再会をはたす
今回は東北で会った時とは逆に私たちが登山者のような格好でラフなスタイルとバックパックです。少し太って青年からしっかりと大人の顔つきに変わっているのにあの東北の学生時代とは全く違う生活だとはっきり見て取れました。私は彼がそのようなビジネススーツでやってくるとは思ってもいなかったと言うと、もう学生ではないから、笑いながら答えました。 彼はあの東北の旅を終えて予定通り卒業し、今は地元の企業で働いていると言いました。そして彼女は結婚までは少し離れた街の実家で生活しているという事で今回は会えないのでした。
私は彼に今日のホテルを取らないと行けない事を伝え、インフォメーションはどこにあるのだろうと尋ねました。すると彼は、今日はこの近くの伯父さんの家に泊めてもらうように頼んであると言うのです。私たちはそんな事までしてもらってはと泊めてもらう事を躊躇しましたが、彼も一緒に泊まりいろんな話しをしたいからと言うので、その言葉に甘えてお世話になる事にしたのです。
伯父さんの家は「この近く」と言ってもヨーロッパ的距離感なのか、かなりのスピードでアウトバーンと山道を走って1時間ほどかかったのです。途中、道を間違えたのではないかとか、このまま連れ去るつもりなのかなどと余計な心配をしたのですが、無事に叔父さんの家へと到着し、一部屋をお借りする事になりました。

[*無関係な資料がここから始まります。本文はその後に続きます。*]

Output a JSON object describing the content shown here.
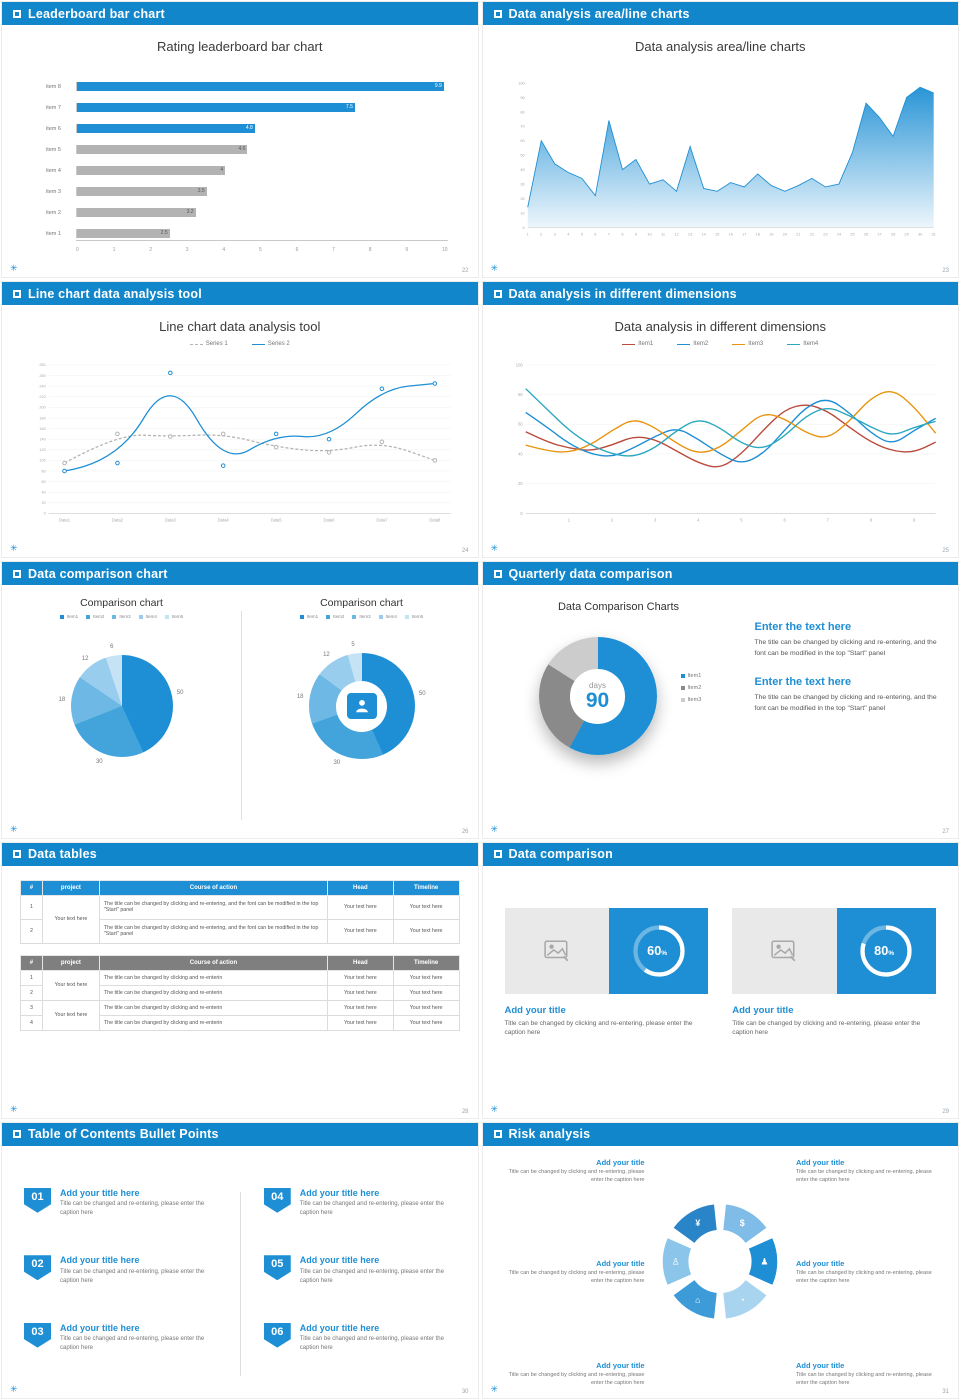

荷物を置いて一息つくと夕食の時間です。伯父さんの家族と私たち夫婦、そして彼と8人の夕食です。テーブルの上にはパンとサラダとビールと・・あとは何があったでしょう。意外とシンプルな夕食でしたがパンとサラダが本当に美味しくて何回もお代わりをし、もしかするとそれだけしか食べなかったのかもしれません。その他のものが思い出せないくらい美味しかったのです。特にイタリアでは甘いパンやピッツア、酸味のある黒っぽいパンが多かったので、普段食べ慣れているパンの風味に近い白いパンとホワイトアスパラの沢山入ったサラダは本当に嬉しかったのです。